By Marisa Demarco
Karate High School Arcade Rock (EVO Records)
I had really high hopes for Karate High School. The album cover looks like a grainy screen shot from an obscure Nintendo game. Instead, it's more of the same old radio-ready pop punk, bland and generic with little bits of video-gamelike things thrown in as a kitschy afterthought. When, oh when, is someone going to do justice to, say, the water level of the first Mario Bros.? If members of Karate High School want to recall the master compositions of their youth, they should really go for it and produce something integrated—not a souvenir but an honest-to-goodness tribute.
The New Amsterdams Story Like a Scar (Vagrant Records)
This is a band that likes space. It's in the songs, taking big breaths, letting the good moments hang. And it's nice to listen to an album that doesn't fill every second with something new—or anything at all. This ageless, medium-tempo folky rock with gray-sky guitars is strongly reminiscent of Toad the Wet Sprocket, sans the melancholic vocal lines. Story Like a Scar is an earnest effort that earns its keep with lyrics and style.
Action Action An Army of Shapes Between Wars (Victory Records)

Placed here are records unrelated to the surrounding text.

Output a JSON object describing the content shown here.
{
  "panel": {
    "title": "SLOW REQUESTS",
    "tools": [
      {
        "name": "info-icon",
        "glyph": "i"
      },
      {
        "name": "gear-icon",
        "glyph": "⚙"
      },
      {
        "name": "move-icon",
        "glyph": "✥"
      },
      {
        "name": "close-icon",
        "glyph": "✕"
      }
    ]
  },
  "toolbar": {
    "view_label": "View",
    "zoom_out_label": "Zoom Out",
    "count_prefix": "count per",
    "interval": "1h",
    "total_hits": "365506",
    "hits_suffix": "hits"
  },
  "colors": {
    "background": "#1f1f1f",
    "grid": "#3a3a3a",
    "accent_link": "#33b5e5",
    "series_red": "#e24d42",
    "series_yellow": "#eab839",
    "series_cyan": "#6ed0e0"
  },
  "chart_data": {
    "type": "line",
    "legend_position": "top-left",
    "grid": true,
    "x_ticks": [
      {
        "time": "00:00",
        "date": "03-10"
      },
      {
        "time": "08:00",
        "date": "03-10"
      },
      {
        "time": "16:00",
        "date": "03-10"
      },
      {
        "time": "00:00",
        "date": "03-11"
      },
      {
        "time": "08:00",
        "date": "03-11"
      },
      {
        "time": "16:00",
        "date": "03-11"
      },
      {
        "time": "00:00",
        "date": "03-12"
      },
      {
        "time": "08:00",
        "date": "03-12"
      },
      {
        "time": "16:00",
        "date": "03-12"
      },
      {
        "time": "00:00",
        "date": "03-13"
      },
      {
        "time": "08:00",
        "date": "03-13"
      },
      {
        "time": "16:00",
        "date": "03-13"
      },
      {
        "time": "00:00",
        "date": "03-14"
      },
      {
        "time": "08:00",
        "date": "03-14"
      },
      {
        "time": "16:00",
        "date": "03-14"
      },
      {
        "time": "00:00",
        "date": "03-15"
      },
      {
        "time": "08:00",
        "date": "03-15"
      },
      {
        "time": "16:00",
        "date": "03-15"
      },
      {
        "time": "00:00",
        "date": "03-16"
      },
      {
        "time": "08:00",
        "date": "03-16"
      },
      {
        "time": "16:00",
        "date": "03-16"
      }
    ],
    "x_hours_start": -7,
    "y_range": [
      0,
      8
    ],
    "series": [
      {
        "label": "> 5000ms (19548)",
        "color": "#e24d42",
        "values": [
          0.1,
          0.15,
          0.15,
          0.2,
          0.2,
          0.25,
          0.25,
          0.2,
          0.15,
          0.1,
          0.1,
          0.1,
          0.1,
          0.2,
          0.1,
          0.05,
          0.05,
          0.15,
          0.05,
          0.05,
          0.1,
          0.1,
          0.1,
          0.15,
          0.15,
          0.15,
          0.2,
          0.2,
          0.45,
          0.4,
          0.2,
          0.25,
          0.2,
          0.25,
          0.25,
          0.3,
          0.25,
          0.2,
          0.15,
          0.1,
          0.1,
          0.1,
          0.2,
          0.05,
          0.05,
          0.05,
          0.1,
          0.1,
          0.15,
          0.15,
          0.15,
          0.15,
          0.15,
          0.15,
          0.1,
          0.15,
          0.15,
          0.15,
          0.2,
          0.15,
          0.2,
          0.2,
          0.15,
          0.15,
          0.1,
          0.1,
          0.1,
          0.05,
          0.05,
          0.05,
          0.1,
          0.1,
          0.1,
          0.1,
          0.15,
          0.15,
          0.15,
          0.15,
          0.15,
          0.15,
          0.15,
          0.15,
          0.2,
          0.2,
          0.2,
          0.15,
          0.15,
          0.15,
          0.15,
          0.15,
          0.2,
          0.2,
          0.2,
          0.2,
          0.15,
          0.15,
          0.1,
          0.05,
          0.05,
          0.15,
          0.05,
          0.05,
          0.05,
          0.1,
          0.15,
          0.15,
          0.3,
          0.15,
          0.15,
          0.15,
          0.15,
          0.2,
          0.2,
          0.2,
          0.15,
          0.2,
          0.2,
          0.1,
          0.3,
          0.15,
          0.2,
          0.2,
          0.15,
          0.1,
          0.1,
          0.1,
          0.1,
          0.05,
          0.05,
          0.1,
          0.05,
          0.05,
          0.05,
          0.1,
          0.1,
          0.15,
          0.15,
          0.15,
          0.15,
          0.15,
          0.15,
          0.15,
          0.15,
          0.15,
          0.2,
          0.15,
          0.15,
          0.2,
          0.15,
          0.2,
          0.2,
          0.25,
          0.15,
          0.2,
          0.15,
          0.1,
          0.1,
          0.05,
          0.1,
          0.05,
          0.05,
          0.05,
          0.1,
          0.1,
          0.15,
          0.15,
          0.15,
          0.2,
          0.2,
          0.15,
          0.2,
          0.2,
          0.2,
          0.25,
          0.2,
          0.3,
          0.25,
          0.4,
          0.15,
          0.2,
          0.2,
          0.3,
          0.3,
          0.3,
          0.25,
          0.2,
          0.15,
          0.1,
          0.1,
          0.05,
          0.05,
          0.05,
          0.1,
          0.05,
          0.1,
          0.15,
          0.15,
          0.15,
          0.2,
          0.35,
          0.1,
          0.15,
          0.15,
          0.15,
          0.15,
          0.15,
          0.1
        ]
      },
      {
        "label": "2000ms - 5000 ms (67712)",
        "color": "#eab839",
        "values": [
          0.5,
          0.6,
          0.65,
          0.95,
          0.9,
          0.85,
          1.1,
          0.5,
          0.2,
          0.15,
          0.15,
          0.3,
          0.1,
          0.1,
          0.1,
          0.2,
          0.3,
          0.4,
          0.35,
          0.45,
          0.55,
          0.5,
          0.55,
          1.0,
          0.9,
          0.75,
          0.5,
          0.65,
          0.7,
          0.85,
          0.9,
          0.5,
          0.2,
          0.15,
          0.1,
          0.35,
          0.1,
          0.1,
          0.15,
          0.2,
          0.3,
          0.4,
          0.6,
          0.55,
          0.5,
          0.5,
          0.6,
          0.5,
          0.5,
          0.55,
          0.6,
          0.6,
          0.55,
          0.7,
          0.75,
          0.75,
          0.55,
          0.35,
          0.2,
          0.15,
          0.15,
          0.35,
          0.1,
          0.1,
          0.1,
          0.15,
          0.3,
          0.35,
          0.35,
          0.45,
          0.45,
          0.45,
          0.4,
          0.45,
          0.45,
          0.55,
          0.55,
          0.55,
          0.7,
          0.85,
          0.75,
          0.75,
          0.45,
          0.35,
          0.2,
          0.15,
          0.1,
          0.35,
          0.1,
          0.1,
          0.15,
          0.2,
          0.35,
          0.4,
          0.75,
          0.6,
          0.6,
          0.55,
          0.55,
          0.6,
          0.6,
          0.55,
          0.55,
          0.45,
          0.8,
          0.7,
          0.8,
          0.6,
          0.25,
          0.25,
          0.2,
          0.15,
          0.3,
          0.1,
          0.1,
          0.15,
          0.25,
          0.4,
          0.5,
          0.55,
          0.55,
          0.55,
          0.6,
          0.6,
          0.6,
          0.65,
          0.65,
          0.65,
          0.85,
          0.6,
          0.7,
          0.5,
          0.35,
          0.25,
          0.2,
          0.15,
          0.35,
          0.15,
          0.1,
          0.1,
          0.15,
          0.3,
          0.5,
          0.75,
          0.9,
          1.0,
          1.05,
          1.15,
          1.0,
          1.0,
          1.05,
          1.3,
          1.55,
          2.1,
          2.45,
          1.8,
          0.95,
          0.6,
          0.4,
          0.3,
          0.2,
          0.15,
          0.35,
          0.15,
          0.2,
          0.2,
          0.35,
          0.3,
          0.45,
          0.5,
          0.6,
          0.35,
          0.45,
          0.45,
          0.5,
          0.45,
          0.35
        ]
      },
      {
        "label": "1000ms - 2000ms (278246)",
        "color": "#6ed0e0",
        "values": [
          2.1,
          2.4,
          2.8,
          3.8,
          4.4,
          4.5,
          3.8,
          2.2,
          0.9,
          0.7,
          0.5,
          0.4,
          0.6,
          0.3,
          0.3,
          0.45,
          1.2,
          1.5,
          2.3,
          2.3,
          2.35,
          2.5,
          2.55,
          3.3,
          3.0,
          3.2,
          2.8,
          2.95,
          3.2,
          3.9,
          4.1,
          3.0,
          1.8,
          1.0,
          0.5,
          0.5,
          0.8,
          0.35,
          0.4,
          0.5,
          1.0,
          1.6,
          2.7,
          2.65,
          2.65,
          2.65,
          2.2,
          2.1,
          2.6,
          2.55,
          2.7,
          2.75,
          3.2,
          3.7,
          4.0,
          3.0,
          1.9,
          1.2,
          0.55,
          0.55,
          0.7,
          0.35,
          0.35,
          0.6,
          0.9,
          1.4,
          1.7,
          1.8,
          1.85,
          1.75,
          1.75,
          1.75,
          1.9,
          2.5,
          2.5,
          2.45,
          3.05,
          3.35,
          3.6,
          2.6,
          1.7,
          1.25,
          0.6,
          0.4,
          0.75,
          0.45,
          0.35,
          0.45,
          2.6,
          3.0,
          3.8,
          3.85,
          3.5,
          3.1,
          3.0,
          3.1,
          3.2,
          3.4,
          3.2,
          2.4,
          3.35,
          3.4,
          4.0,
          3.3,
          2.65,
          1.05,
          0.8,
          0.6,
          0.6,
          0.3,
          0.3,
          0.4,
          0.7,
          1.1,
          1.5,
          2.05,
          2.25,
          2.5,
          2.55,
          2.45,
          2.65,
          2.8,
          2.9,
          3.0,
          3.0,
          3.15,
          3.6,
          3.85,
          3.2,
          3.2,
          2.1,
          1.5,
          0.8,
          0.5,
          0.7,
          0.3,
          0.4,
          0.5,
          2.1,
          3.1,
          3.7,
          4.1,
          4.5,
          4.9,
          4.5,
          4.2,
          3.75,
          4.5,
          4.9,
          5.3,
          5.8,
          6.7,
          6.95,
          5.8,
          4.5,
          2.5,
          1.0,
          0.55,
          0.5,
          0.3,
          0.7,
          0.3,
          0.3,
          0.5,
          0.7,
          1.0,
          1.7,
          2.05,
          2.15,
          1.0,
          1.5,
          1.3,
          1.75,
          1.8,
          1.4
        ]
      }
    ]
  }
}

If you're a member of the Coalition Against Synthesizer Abuse, this new wave indie pop album is cause for an angry letter. But if singers that can turn "way" into a three-syllable word are the kind of thing that really gets your uneven haircut all a-tumble, than Mark Thomas Kluepfel has got a tune for you. Either way, the tracks on this record are innovative and cohesive. It's a fun, broody listen. Before heading out to the Action Action show at the Launchpad on Tuesday, you should practice your swallowed rock drawl. Say it with me: waaaaeeeeeuuuuh.